= Homologous temperature =

Fraction of the melting point

Homologous temperature expresses the thermodynamic temperature of a material as a fraction of the thermodynamic temperature of its melting point (i.e. using the Kelvin scale):

$T_H = \frac{T (\text{K})}{T_{mp} (\text{K})}$

For example, the homologous temperature of lead at room temperature (25 °C) is approximately 0.50 (T_{H} = T/T_{mp} = 298 K/601 K = 0.50).

== Significance of the homologous temperature ==
The homologous temperature of a substance is useful for determining the rate of steady state creep (diffusion-dependent deformation). A higher homologous temperature results in an exponentially higher rate of diffusion dependent deformation.

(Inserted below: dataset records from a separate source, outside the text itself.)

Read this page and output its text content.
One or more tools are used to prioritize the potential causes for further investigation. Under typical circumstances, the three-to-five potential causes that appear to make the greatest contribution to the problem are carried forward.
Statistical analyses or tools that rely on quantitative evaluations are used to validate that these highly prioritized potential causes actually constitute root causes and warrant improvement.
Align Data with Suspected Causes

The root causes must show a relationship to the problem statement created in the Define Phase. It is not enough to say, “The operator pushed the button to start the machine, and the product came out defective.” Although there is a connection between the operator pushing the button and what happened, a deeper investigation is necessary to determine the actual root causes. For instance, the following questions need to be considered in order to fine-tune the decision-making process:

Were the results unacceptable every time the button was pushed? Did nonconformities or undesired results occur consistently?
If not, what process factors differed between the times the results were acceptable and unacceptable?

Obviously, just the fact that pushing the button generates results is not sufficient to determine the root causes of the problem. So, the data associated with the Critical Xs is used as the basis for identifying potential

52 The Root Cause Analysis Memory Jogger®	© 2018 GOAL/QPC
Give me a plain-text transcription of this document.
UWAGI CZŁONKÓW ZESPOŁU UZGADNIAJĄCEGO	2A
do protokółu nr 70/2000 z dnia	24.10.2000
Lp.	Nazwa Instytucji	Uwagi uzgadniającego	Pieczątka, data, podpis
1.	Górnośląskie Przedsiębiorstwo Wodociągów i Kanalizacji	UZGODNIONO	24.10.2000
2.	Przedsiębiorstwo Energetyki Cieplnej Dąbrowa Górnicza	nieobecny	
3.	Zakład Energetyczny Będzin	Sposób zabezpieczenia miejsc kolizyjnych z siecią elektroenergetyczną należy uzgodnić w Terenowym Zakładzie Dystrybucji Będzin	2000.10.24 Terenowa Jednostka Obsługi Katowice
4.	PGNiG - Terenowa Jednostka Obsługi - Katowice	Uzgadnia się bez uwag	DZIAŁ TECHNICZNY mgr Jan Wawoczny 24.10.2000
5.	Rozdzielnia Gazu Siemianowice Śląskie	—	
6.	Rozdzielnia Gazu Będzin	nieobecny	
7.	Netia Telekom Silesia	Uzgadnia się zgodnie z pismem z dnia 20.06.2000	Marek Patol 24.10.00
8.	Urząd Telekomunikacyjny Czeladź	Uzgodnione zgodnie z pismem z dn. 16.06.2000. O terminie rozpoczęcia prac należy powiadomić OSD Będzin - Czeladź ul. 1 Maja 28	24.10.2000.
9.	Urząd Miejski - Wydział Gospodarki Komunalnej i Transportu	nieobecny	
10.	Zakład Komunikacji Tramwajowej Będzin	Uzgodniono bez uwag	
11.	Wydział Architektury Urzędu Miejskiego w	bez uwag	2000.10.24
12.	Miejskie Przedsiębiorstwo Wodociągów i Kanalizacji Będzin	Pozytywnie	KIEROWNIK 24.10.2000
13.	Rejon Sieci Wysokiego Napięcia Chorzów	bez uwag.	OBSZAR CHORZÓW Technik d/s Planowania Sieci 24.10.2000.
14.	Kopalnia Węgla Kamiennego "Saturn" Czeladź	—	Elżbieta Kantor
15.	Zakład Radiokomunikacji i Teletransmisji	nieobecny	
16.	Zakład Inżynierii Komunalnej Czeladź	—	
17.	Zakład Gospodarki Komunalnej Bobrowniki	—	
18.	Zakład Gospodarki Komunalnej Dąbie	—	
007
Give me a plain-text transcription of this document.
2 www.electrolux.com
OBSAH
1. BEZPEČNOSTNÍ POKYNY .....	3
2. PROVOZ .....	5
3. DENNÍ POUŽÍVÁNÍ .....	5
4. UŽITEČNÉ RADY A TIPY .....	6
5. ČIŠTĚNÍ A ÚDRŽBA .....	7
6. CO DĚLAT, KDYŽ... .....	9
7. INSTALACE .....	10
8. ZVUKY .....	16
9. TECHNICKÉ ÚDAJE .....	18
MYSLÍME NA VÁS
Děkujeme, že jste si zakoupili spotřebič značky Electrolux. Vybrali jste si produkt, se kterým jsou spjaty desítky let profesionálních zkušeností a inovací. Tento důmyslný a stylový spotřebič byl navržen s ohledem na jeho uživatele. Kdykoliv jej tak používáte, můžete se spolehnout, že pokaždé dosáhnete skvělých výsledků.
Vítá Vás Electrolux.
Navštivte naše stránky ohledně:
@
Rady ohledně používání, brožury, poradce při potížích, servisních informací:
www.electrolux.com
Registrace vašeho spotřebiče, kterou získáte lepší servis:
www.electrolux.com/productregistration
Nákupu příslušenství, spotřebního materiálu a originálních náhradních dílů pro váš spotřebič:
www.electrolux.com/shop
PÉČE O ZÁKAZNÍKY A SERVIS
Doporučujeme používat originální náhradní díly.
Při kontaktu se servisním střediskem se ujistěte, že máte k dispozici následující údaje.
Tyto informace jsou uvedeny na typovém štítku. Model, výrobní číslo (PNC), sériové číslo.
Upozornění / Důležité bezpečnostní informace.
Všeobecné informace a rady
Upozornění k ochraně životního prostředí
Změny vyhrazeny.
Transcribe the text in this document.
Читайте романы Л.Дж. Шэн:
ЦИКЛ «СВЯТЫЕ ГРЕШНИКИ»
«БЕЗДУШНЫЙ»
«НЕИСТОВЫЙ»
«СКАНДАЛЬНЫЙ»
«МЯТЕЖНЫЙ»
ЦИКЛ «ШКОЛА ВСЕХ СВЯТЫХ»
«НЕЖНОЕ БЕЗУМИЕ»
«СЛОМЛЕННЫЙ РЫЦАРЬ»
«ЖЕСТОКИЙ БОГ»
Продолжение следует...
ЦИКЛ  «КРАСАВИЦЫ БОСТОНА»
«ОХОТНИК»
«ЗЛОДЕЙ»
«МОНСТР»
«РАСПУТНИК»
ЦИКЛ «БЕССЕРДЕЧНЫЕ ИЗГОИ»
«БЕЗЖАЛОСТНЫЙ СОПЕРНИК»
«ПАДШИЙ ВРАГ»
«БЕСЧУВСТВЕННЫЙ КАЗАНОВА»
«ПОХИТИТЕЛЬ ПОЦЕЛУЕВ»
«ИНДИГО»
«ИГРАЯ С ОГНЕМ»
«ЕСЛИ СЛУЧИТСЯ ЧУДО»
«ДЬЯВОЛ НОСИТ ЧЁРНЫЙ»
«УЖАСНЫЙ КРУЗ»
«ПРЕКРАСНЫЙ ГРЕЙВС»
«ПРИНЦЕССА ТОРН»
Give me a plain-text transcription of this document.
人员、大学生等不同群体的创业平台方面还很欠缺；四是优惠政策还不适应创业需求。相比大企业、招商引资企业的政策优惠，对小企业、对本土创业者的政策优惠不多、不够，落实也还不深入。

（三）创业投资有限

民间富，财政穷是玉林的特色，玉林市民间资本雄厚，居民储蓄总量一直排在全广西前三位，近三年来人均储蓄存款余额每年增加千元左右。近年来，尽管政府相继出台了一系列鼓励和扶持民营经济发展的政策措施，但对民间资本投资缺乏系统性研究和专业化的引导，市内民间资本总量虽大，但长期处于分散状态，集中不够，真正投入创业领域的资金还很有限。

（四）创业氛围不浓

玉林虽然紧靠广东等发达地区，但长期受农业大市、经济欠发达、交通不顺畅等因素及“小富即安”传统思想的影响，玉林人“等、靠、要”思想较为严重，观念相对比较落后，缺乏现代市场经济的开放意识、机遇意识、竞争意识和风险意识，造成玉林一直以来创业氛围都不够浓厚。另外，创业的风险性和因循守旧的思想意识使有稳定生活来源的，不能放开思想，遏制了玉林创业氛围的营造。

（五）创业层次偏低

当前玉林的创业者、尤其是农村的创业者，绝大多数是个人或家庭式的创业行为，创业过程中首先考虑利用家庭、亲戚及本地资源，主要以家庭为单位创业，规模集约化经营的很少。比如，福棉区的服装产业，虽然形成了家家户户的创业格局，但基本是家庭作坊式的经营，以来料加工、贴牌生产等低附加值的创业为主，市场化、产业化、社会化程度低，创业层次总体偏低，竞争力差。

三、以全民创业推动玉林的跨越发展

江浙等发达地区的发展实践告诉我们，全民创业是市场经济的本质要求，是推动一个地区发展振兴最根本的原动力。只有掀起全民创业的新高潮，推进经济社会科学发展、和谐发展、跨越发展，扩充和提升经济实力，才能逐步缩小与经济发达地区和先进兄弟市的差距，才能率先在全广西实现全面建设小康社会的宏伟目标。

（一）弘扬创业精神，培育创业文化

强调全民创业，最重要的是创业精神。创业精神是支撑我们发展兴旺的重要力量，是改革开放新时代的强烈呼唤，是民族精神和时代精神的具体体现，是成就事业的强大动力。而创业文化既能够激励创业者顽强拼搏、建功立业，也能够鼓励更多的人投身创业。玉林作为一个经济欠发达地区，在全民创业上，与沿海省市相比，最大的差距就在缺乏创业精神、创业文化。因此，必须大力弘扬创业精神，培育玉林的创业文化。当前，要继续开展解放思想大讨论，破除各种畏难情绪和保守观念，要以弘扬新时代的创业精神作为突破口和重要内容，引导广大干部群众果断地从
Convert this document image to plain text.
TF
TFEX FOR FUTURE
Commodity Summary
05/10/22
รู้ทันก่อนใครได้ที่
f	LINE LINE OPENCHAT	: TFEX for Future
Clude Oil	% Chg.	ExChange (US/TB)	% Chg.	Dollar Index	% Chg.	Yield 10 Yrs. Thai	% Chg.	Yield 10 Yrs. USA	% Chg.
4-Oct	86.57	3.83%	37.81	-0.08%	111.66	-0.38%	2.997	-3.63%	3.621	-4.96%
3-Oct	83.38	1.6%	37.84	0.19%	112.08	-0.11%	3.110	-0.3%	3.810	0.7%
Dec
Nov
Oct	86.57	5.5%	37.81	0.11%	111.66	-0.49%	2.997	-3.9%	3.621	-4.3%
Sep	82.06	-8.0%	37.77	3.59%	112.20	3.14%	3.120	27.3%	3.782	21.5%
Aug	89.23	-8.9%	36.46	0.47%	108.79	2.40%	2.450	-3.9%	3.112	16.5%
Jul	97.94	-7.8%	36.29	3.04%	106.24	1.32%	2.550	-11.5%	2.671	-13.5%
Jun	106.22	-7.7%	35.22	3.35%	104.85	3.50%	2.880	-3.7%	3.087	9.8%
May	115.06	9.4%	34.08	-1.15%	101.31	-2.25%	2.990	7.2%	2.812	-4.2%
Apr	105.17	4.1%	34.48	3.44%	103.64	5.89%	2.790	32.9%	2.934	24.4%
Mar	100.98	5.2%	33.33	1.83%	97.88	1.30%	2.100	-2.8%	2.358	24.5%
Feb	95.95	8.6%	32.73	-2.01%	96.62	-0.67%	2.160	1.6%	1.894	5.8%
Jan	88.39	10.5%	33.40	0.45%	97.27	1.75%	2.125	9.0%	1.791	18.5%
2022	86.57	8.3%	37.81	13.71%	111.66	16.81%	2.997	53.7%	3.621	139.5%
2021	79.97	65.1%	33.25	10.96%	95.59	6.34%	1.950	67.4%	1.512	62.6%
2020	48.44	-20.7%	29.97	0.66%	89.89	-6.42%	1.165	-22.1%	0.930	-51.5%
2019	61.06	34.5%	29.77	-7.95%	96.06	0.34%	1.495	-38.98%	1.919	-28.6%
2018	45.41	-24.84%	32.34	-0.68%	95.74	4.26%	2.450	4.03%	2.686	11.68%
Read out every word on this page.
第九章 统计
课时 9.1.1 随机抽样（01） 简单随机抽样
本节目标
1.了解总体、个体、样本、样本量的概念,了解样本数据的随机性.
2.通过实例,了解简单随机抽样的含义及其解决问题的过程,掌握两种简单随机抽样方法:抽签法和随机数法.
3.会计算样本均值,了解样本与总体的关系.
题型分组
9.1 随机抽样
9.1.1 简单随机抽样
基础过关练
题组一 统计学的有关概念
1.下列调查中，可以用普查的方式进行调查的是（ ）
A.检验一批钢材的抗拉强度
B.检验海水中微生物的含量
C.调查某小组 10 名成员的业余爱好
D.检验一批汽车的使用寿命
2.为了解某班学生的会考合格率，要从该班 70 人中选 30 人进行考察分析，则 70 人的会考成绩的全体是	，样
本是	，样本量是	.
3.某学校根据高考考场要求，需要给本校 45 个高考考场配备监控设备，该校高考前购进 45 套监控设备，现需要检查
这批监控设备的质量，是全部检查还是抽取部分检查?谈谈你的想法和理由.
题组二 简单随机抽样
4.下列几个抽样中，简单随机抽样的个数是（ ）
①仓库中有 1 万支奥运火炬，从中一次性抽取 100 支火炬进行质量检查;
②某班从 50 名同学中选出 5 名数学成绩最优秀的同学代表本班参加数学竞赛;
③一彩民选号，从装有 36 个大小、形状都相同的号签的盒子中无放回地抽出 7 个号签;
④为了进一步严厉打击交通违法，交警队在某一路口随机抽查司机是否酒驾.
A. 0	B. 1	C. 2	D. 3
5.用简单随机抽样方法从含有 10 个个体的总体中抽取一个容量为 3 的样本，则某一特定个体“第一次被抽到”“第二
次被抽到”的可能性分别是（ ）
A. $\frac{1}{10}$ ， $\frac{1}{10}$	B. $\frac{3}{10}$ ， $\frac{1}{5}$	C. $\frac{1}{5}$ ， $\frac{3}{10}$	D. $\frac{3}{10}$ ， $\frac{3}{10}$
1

Additionally, for a given fixed homologous temperature, two materials with different melting points would have similar diffusion-dependent deformation behaviour. For example, solder (T_{mp} = 456 K) at 115 °C would have comparable mechanical properties to copper (T_{mp} = 1358 K) at 881 °C, because they would both be at 0.85T_{mp} despite being at different absolute temperatures.

In electronics applications, where circuits typically operate over a −55 °C to +125 °C range, eutectic tin-lead (Sn63) solder is working at 0.48T_{mp} to 0.87T_{mp}. The upper temperature is high relative to the melting point; from this we can deduce that solder will have limited mechanical strength (as a bulk material) and significant creep under stress. This is borne out by its comparatively low values for tensile strength, shear strength and modulus of elasticity. Copper, on the other hand, has a much higher melting point, so foils are working at only 0.16T_{mp} to 0.29T_{mp} and their properties are little affected by temperature.